From the Department of Nephrology and Hypertension (J.B.S., U.R., R.E.S., K.-U.E., M.P.S.), Friedrich-Alexander-Universität Erlangen-Nürnberg, Germany.
Division of Nephrology, Department of Medicine, University of Würzburg, Germany (S.T., C.W.).
Hypertension. 2018 Oct;72(4):929-936. doi: 10.1161/HYPERTENSIONAHA.118.11608.

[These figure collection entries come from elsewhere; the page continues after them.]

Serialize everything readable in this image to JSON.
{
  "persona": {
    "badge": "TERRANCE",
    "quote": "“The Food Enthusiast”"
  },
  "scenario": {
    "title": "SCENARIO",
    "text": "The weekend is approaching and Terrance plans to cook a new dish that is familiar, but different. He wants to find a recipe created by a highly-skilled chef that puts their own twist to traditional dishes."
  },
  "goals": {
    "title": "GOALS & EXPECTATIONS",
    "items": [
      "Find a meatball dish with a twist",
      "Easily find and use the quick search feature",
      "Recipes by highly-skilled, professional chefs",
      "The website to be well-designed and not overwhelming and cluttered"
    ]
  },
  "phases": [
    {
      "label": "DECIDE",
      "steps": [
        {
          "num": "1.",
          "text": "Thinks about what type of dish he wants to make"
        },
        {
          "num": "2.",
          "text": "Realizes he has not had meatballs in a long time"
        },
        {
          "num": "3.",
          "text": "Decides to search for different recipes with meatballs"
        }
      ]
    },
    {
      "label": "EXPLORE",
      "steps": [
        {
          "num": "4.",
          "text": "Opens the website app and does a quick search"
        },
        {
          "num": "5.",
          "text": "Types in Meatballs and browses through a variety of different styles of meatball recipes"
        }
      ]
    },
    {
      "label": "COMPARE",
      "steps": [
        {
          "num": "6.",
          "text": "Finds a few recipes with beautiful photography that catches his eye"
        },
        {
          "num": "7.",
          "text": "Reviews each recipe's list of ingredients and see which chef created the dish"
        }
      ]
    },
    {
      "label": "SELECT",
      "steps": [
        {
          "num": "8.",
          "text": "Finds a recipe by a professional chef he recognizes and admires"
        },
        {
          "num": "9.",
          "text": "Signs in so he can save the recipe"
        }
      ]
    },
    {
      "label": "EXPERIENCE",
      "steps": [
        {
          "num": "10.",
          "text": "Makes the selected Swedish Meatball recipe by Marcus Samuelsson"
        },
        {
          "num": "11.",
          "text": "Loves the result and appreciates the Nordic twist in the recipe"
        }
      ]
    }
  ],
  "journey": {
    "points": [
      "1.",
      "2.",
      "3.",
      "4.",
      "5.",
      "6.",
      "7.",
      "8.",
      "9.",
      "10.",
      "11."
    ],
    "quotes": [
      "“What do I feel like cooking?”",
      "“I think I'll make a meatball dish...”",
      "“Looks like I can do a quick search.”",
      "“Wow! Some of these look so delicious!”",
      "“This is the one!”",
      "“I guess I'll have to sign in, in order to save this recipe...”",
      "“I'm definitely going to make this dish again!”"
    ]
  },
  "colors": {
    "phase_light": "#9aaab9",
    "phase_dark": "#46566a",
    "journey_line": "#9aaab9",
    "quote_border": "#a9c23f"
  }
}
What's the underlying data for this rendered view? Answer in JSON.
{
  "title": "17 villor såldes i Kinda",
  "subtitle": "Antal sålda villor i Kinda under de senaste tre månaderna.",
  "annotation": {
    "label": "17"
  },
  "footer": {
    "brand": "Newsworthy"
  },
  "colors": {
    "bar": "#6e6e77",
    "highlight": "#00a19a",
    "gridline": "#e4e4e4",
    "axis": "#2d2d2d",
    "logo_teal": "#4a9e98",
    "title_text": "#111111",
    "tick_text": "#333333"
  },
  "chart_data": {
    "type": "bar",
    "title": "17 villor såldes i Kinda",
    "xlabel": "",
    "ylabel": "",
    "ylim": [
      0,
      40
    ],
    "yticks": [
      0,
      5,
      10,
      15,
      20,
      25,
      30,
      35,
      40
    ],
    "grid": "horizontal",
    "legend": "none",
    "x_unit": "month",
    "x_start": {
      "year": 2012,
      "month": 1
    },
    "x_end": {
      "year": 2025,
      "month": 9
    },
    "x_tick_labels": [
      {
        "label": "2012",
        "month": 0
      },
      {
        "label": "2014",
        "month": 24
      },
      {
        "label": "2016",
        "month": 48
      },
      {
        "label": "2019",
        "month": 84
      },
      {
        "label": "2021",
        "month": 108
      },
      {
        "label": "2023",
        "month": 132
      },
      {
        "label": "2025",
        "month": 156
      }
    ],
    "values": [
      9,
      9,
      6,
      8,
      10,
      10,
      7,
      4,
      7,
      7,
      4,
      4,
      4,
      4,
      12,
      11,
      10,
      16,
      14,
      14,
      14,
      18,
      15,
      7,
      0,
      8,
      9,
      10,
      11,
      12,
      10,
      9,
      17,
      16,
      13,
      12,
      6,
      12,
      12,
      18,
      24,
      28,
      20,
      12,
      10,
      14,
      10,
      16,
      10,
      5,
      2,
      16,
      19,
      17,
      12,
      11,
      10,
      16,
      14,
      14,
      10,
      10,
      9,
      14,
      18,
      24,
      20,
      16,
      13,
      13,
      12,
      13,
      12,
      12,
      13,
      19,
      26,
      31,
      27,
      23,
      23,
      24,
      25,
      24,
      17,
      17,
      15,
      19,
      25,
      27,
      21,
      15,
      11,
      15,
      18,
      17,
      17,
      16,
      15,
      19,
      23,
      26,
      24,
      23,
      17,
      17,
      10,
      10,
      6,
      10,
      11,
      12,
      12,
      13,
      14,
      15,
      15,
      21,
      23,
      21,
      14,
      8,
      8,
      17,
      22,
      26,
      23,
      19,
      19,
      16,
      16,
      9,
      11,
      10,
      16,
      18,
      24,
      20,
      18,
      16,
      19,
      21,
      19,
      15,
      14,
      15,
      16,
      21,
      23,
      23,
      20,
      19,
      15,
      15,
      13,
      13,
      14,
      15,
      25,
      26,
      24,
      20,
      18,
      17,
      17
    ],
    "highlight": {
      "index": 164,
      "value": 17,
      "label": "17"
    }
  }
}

In patients with chronic kidney disease, data on blood pressure (BP) pattern and its association with target organ damage, which indicates elevated cardiovascular risk, are sparse. In 305 treated hypertensive chronic kidney disease patients, we assessed BP pattern, left ventricular mass (magnetic resonance imaging), intima-media thickness (ultrasound), 24-hour-pulse wave velocity and 24-hour-central augmentation index (Mobil-O-Graph). Controlled hypertension (normal office and ambulatory BP) was found in 41% and sustained uncontrolled hypertension (elevated office and ambulatory BP) in 30% of patients. Misclassification of BP status occurred in 29%: white coat uncontrolled hypertension (elevated office but normal ambulatory BP) was detected in 11% and masked uncontrolled hypertension (normal office but elevated ambulatory BP) in 18% of patients. Left ventricular mass was increased in white coat uncontrolled hypertension (+11.2 g), masked uncontrolled hypertension (+9.4 g), and sustained uncontrolled hypertension (+16.6 g) compared with controlled hypertension. Intima-media thickness was similar across all 4 BP groups. Twenty-four hour-pulse wave velocity and 24-hour-central augmentation index were increased in masked uncontrolled hypertension (+0.5 m/sec and +2.5%) and sustained uncontrolled hypertension (+0.5 m/sec and +2.9%) compared with controlled hypertension. In conclusion, based on office BP measurements, misclassification of true BP status occurred in almost one-third of chronic kidney disease patients. Both types of misclassification (white coat uncontrolled hypertension and masked uncontrolled hypertension) were associated with parameters of target organ damage. Ambulatory BP monitoring should be used routinely to identify chronic kidney disease patients at high cardiovascular risk.
在慢性肾脏病患者中,有关血压(BP)模式及其与靶器官损害的关系的数据(提示心血管风险升高)较为缺乏。我们在 305 例接受治疗的高血压慢性肾脏病患者中评估了 BP 模式、左心室质量(磁共振成像)、内膜中层厚度(超声)、24 小时脉搏波速度和 24 小时中心动脉增强指数(Mobil-O-Graph)。41%的患者血压得到了有效控制(诊室和动态血压正常),30%的患者持续性血压未得到有效控制(诊室和动态血压升高)。血压状态的错误分类发生在 29%的患者中:11%的患者为白大衣未控制的高血压(诊室血压升高但动态血压正常),18%的患者为隐匿性未控制的高血压(诊室血压正常但动态血压升高)。与血压控制良好的患者相比,白大衣未控制的高血压(+11.2g)、隐匿性未控制的高血压(+9.4g)和持续性未控制的高血压(+16.6g)患者的左心室质量增加。所有 4 组 BP 患者的内膜中层厚度相似。与血压控制良好的患者相比,隐匿性未控制的高血压(+0.5m/sec 和+2.5%)和持续性未控制的高血压(+0.5m/sec 和+2.9%)患者的 24 小时脉搏波速度和 24 小时中心动脉增强指数增加。总之,根据诊室 BP 测量结果,近三分之一的慢性肾脏病患者存在真正的 BP 状态错误分类。这两种类型的错误分类(白大衣未控制的高血压和隐匿性未控制的高血压)均与靶器官损害的参数相关。应常规使用动态血压监测来识别心血管风险较高的慢性肾脏病患者。